When iterating (incrementing) query ID, it is cheaper (in terms of TON spent on fees) to iterate through bit number first, and then the shift, like when incrementing a regular number. After you've reached the last query ID (remember about the emergency query ID - see above), you can reset query ID to 0, but if highload's timeout period has not passed yet, then the replay protection dictionary will be full and you will have to wait for the timeout period to pass.
Highload wallet v2
Legacy contract, it is suggest to use High-load wallet v3.
This wallet is made for those who need to send hundreds of transactions in a short period of time. For example, crypto exchanges.
It allows you to send up to 254
transactions in one smart contract call. It also uses a slightly different approach to solve replay attacks instead of seqno, so you can call this wallet several times at once to send even thousands of transactions in a second.
Note, when dealing with highload-wallet the following limits need to be checked and taken into account.

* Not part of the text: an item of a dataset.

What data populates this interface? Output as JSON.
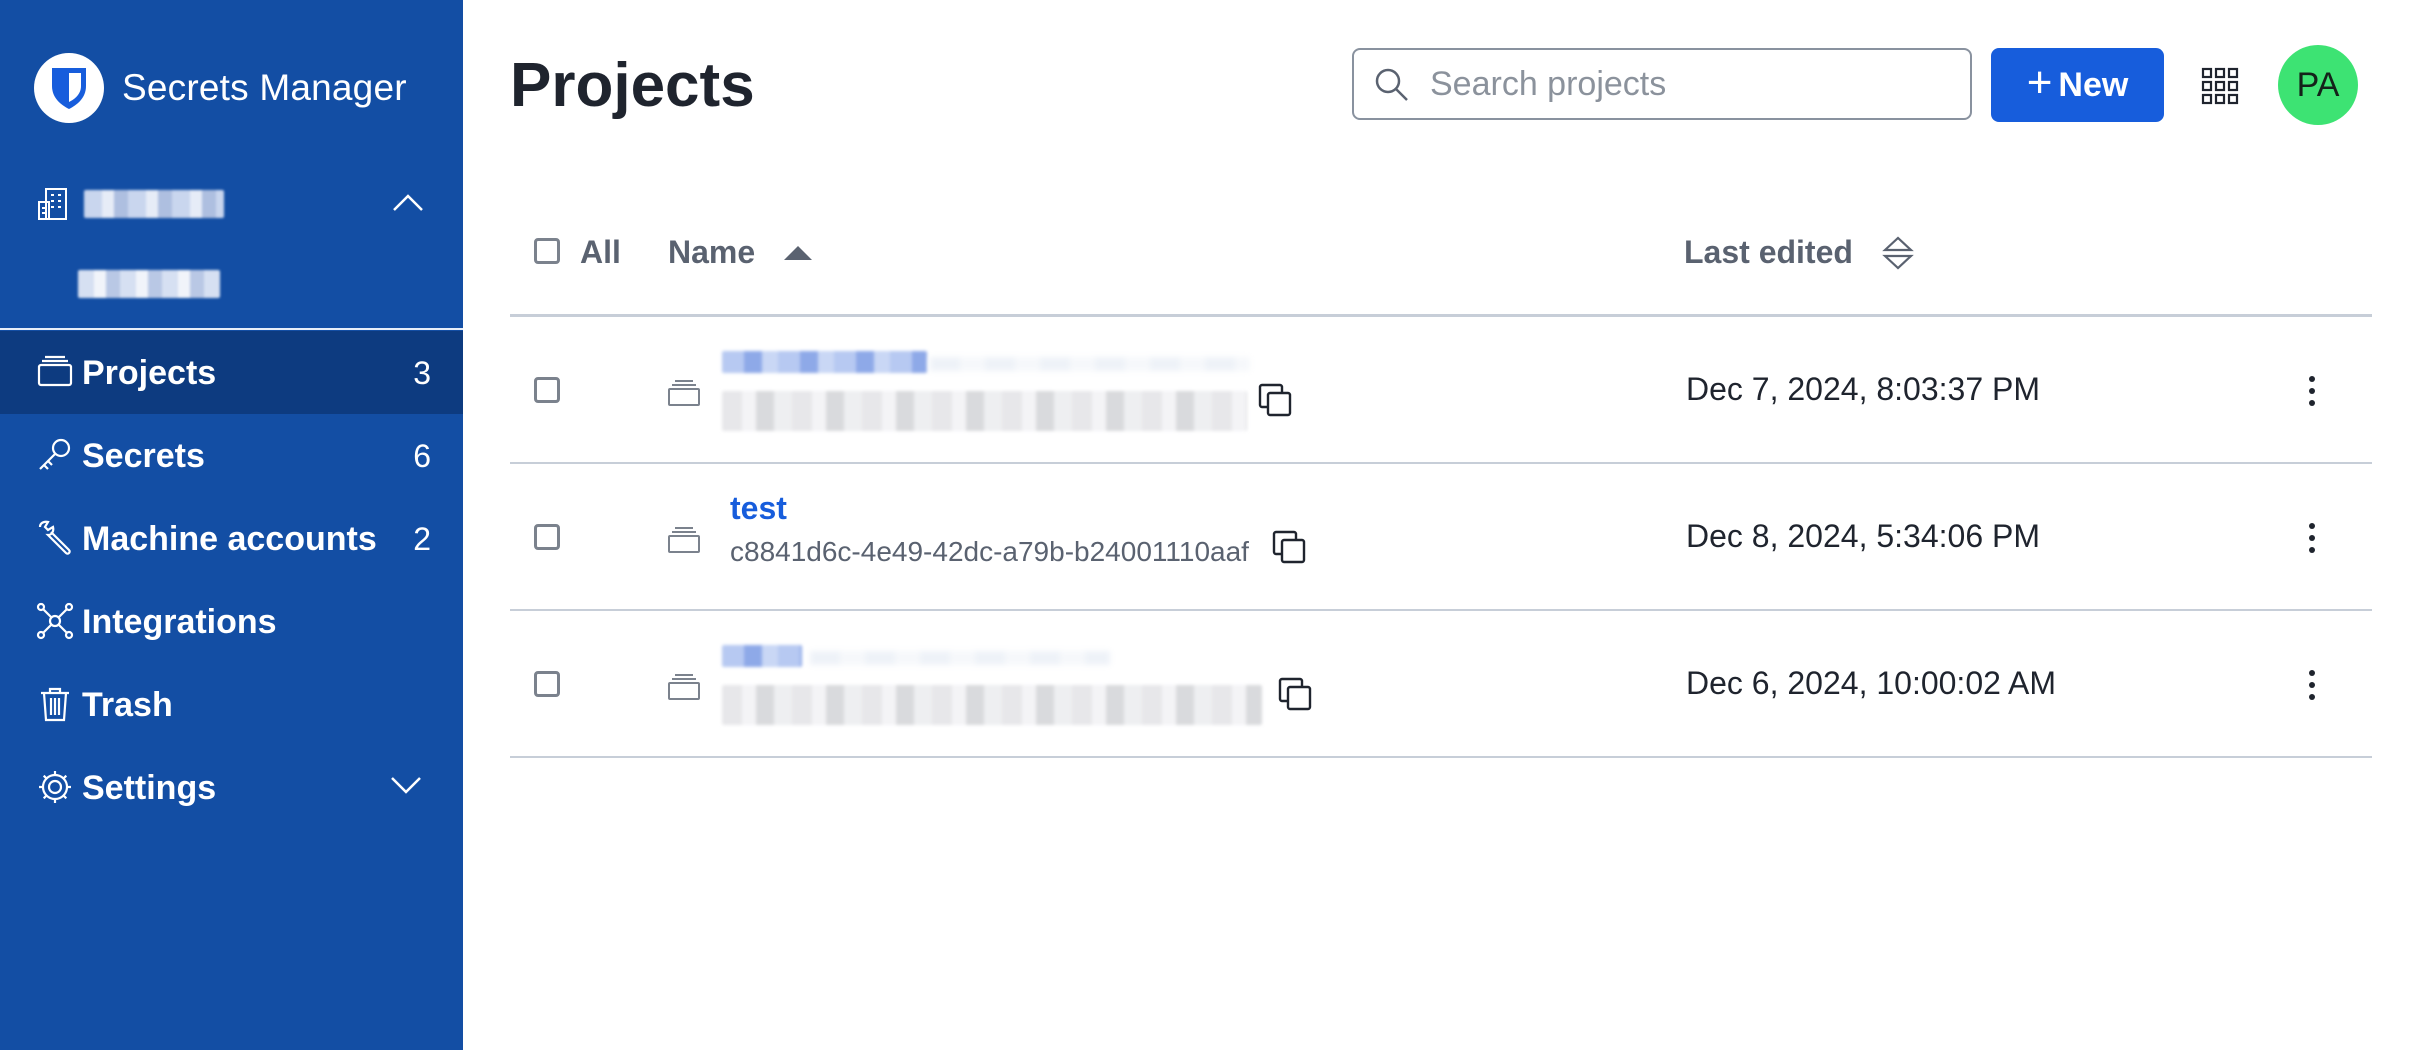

- Storage size limit. Currently, size of contract storage should be less than 65535 cells. If size of old_queries will grow above this limit, exception in ActionPhase will be thrown and transaction will fail. Failed transaction may be replayed.
- Gas limit. Currently, gas limit is 1'000'000 GAS units, that means that there is a limit of how much old queries may be cleaned in one tx. If number of expired queries will be higher, contract will stuck.

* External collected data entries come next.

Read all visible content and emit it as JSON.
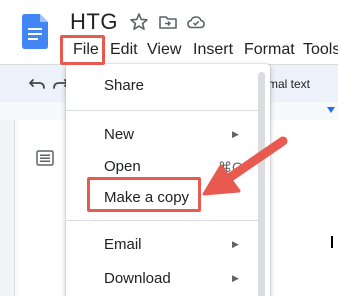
{
  "document": {
    "title": "HTG"
  },
  "menubar": {
    "items": [
      "File",
      "Edit",
      "View",
      "Insert",
      "Format",
      "Tools"
    ]
  },
  "toolbar": {
    "style_text": "rmal text"
  },
  "file_menu": {
    "share": "Share",
    "new": "New",
    "open": "Open",
    "open_shortcut": "⌘O",
    "make_copy": "Make a copy",
    "email": "Email",
    "download": "Download",
    "submenu_arrow": "▶"
  },
  "colors": {
    "highlight": "#e8594f",
    "docs_blue": "#4285f4"
  },
  "icons": [
    "docs-logo-icon",
    "star-icon",
    "move-to-folder-icon",
    "cloud-saved-icon",
    "undo-icon",
    "redo-icon",
    "document-outline-icon"
  ]
}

That means that it is not recommended to set too high expiration date: number of queries during expiration timespan should not exceed 1000.
Also, number of expired queries cleaned in one transaction should be below 100.
Wallet source code:
Lockup wallet
If you, for some reason, need to lock coins in a wallet for some time without the possibility to withdraw them before that time passes, have a look at the lockup wallet.
It allows you to set the time until which you won't be able to withdraw anything from the wallet. You can also customize it by setting unlock periods so that you will be able to spend some coins during these set periods.
For example: you can create a wallet which will hold 1 million coins with total vesting time of 10 years. Set the cliff duration to one year, so the funds will be locked for the first year after the wallet is created. Then, you can set the unlock period to one month, so 1'000'000 TON / 120 months = ~8333 TON
will unlock every month.
Wallet source code:
Restricted wallet
This wallet's function is to act like a regular wallet, but restrict transfers to only one pre-defined destination address. You can set the destination when you create this wallet and then you'll be only able to transfer funds from it to that address. But note that you can still transfer funds to validation contracts so you can run a validator with this wallet.
Wallet source code:
Conclusion
As you see, there are many different versions of wallets in TON. But in most cases, you only need V3R2
or V4R2
. You can also use one of the special wallets if you want to have some additional functionality like a periodic unlocking of funds.